The Court recognized that “[t]he ADA requires an employer ‘to make a reasonable ‎accommodation…, unless [the employer] can demonstrate that the accommodation would impose ‎an undue hardship on [its] operation of the business,” Moreover, it viewed Benson’s explanations ‎for her tardiness as a request for a “modified work schedule” and it indicated that  Wal-Mart’s ‎‎“own Attendance policy” backfired on it as it “explicitly” considered “any missed time due to a ‎‎‘reasonable accommodation’ to be permitted . . .”‎

Adding more food for thought to the diet of employers in Massachusetts, New Hampshire, ‎Maine, Rhode Island and Puerto Rico, the Court turned to Benson’s retaliation claims and ‎reversed the District Court’s summary judgment on that count as well. In that regard, it relied ‎heavily on the proximity in time for Benson’s internal complaint of harassment and request for a ‎modified schedule and the timing of the termination of her employment.
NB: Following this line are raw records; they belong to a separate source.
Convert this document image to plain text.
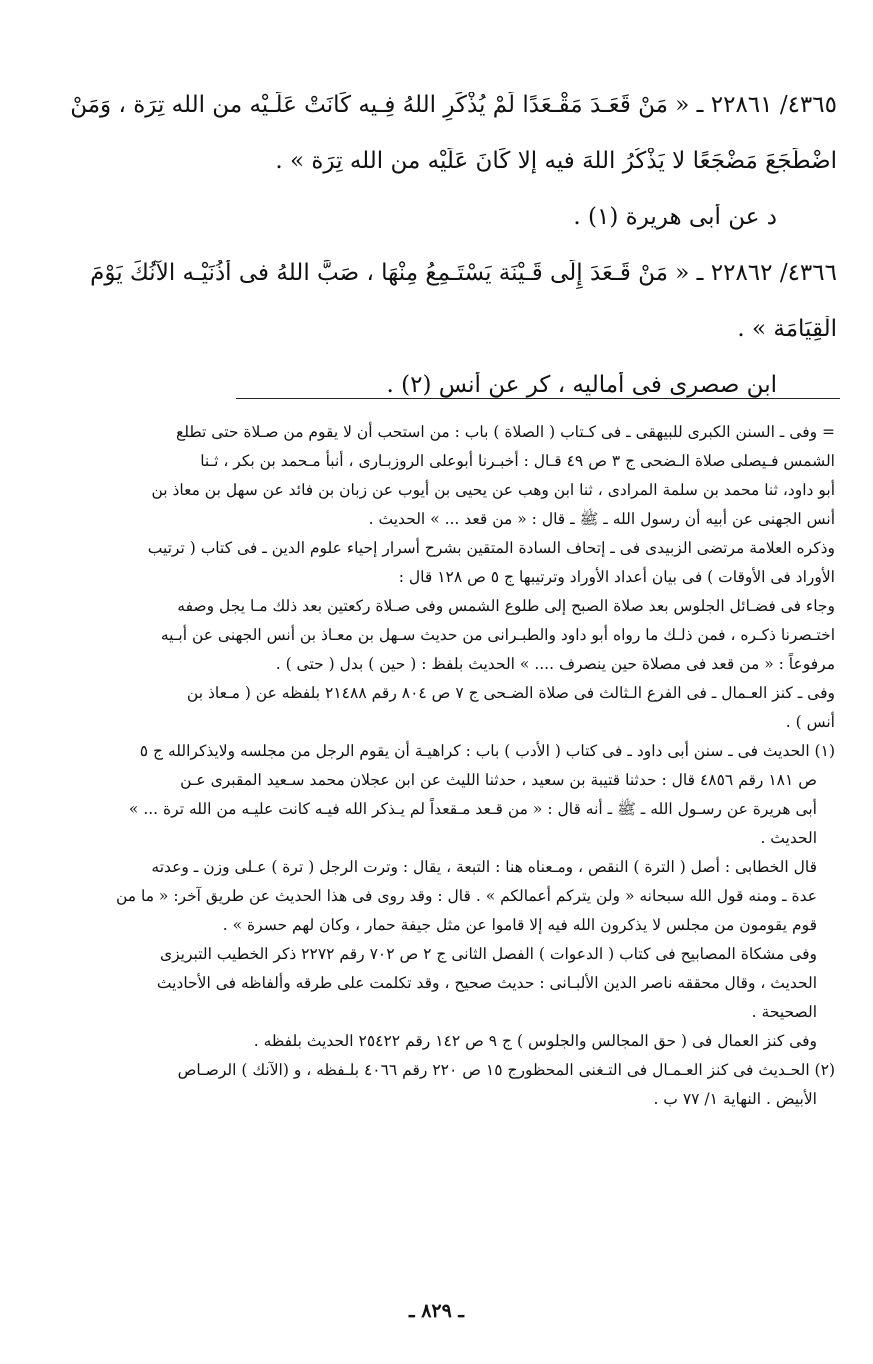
٤٣٦٥/ ٢٢٨٦١ ـ « مَنْ قَعَـدَ مَقْـعَدًا لَمْ يُذْكَرِ اللهُ فِـيه كَانَتْ عَلَـيْه من الله تِرَة ، وَمَنْ

اضْطَجَعَ مَضْجَعًا لا يَذْكُرُ اللهَ فيه إلا كَانَ عَلَيْه من الله تِرَة » .

د عن أَبى هريرة (١) .

٤٣٦٦/ ٢٢٨٦٢ ـ « مَنْ قَـعَدَ إِلَى قَـيْنَة يَسْتَـمِعُ مِنْهَا ، صَبَّ اللهُ فى أُذُنَيْـه الآنُكَ يَوْمَ

الْقِيَامَة » .

ابن صصرى فى أَماليه ، كر عن أَنس (٢) .

= وفى ـ السنن الكبرى للبيهقى ـ فى كـتاب ( الصلاة ) باب : من استحب أن لا يقوم من صـلاة حتى تطلع

الشمس فـيصلى صلاة الـضحى ج ٣ ص ٤٩ قـال : أخبـرنا أبوعلى الروزبـارى ، أنبأ مـحمد بن بكر ، ثـنا

أبو داود، ثنا محمد بن سلمة المرادى ، ثنا ابن وهب عن يحيى بن أيوب عن زبان بن فائد عن سهل بن معاذ بن

أنس الجهنى عن أبيه أن رسول الله ـ ﷺ ـ قال : « من قعد ... » الحديث .

وذكره العلامة مرتضى الزبيدى فى ـ إتحاف السادة المتقين بشرح أسرار إحياء علوم الدين ـ فى كتاب ( ترتيب

الأوراد فى الأوقات ) فى بيان أعداد الأوراد وترتيبها ج ٥ ص ١٢٨ قال :

وجاء فى فضـائل الجلوس بعد صلاة الصبح إلى طلوع الشمس وفى صـلاة ركعتين بعد ذلك مـا يجل وصفه

اختـصرنا ذكـره ، فمن ذلـك ما رواه أبو داود والطبـرانى من حديث سـهل بن معـاذ بن أنس الجهنى عن أبـيه

مرفوعاً : « من قعد فى مصلاة حين ينصرف .... » الحديث بلفظ : ( حين ) بدل ( حتى ) .

وفى ـ كنز العـمال ـ فى الفرع الـثالث فى صلاة الضـحى ج ٧ ص ٨٠٤ رقم ٢١٤٨٨ بلفظه عن ( مـعاذ بن

أنس ) .

(١) الحديث فى ـ سنن أبى داود ـ فى كتاب ( الأدب ) باب : كراهيـة أن يقوم الرجل من مجلسه ولايذكرالله ج ٥

ص ١٨١ رقم ٤٨٥٦ قال : حدثنا قتيبة بن سعيد ، حدثنا الليث عن ابن عجلان محمد سـعيد المقبرى عـن

أبى هريرة عن رسـول الله ـ ﷺ ـ أنه قال : « من قـعد مـقعداً لم يـذكر الله فيـه كانت عليـه من الله ترة ... »

الحديث .

قال الخطابى : أصل ( الترة ) النقص ، ومـعناه هنا : التبعة ، يقال : وترت الرجل ( ترة ) عـلى وزن ـ وعدته

عدة ـ ومنه قول الله سبحانه « ولن يتركم أعمالكم » . قال : وقد روى فى هذا الحديث عن طريق آخر: « ما من

قوم يقومون من مجلس لا يذكرون الله فيه إلا قاموا عن مثل جيفة حمار ، وكان لهم حسرة » .

وفى مشكاة المصابيح فى كتاب ( الدعوات ) الفصل الثانى ج ٢ ص ٧٠٢ رقم ٢٢٧٢ ذكر الخطيب التبريزى

الحديث ، وقال محققه ناصر الدين الألبـانى : حديث صحيح ، وقد تكلمت على طرقه وألفاظه فى الأحاديث

الصحيحة .

وفى كنز العمال فى ( حق المجالس والجلوس ) ج ٩ ص ١٤٢ رقم ٢٥٤٢٢ الحديث بلفظه .

(٢) الحـديث فى كنز العـمـال فى التـغنى المحظورج ١٥ ص ٢٢٠ رقم ٤٠٦٦ بلـفظه ، و (الآنك ) الرصـاص

الأبيض . النهاية ١/ ٧٧ ب .

ـ ٨٢٩ ـ
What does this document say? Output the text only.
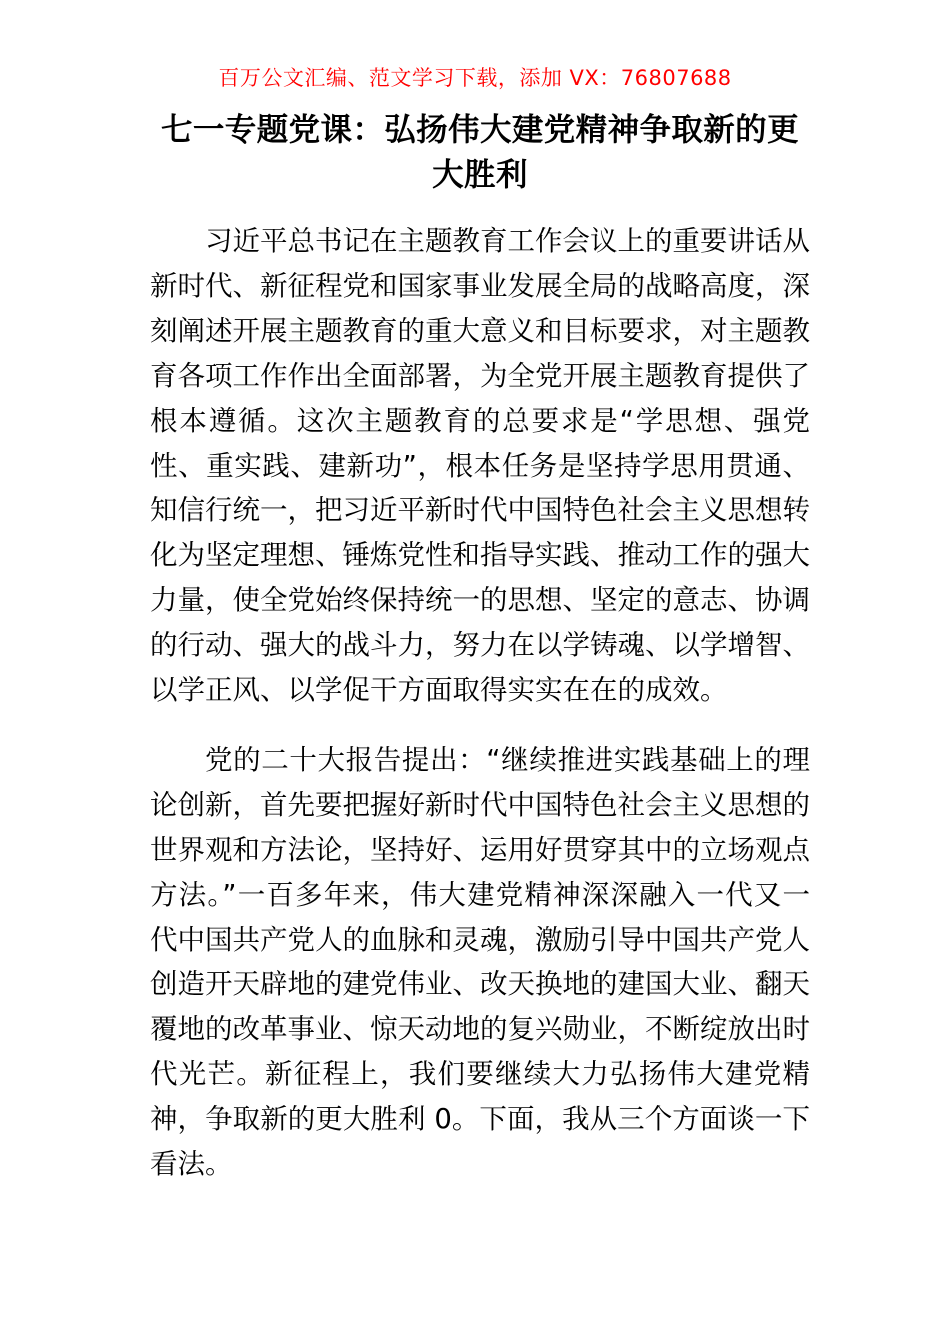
百万公文汇编、范文学习下载，添加 VX：76807688
七一专题党课：弘扬伟大建党精神争取新的更大胜利

习近平总书记在主题教育工作会议上的重要讲话从新时代、新征程党和国家事业发展全局的战略高度，深刻阐述开展主题教育的重大意义和目标要求，对主题教育各项工作作出全面部署，为全党开展主题教育提供了根本遵循。这次主题教育的总要求是“学思想、强党性、重实践、建新功”，根本任务是坚持学思用贯通、知信行统一，把习近平新时代中国特色社会主义思想转化为坚定理想、锤炼党性和指导实践、推动工作的强大力量，使全党始终保持统一的思想、坚定的意志、协调的行动、强大的战斗力，努力在以学铸魂、以学增智、以学正风、以学促干方面取得实实在在的成效。

党的二十大报告提出：“继续推进实践基础上的理论创新，首先要把握好新时代中国特色社会主义思想的世界观和方法论，坚持好、运用好贯穿其中的立场观点方法。”一百多年来，伟大建党精神深深融入一代又一代中国共产党人的血脉和灵魂，激励引导中国共产党人创造开天辟地的建党伟业、改天换地的建国大业、翻天覆地的改革事业、惊天动地的复兴勋业，不断绽放出时代光芒。新征程上，我们要继续大力弘扬伟大建党精神，争取新的更大胜利 0。下面，我从三个方面谈一下看法。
It opined: “On its own, ‎the temporal proximity between the January email [complaining of harassment] and ‎accommodation request and Benson’s February 18 termination is sufficient to make out a prima ‎facie case, but the inference is even stronger alongside [her HR Manager’s] complete inaction in ‎response to Benson’s harassment claim.‎

So what are the lessons of Benson v. Wal-Mart Stores, L. P. when it comes to the ADA?  ‎

  1. ‎Make sure job descriptions align with company requirements and personnel decisions.‎
  2. ‎Consider the consequences of what the company deems an “essential function” of an employee’s job.
  3. ‎Review, and amend if appropriate, policies for consistencies and alignment with personnel actions.‎
  4. ‎Do not forget that proximity between a complaint and an employment action can create a treacherous slope.‎
  5. ‎Remember to be vigilant about receiving and responding to complaints of ‎discrimination and/or ‎harassment.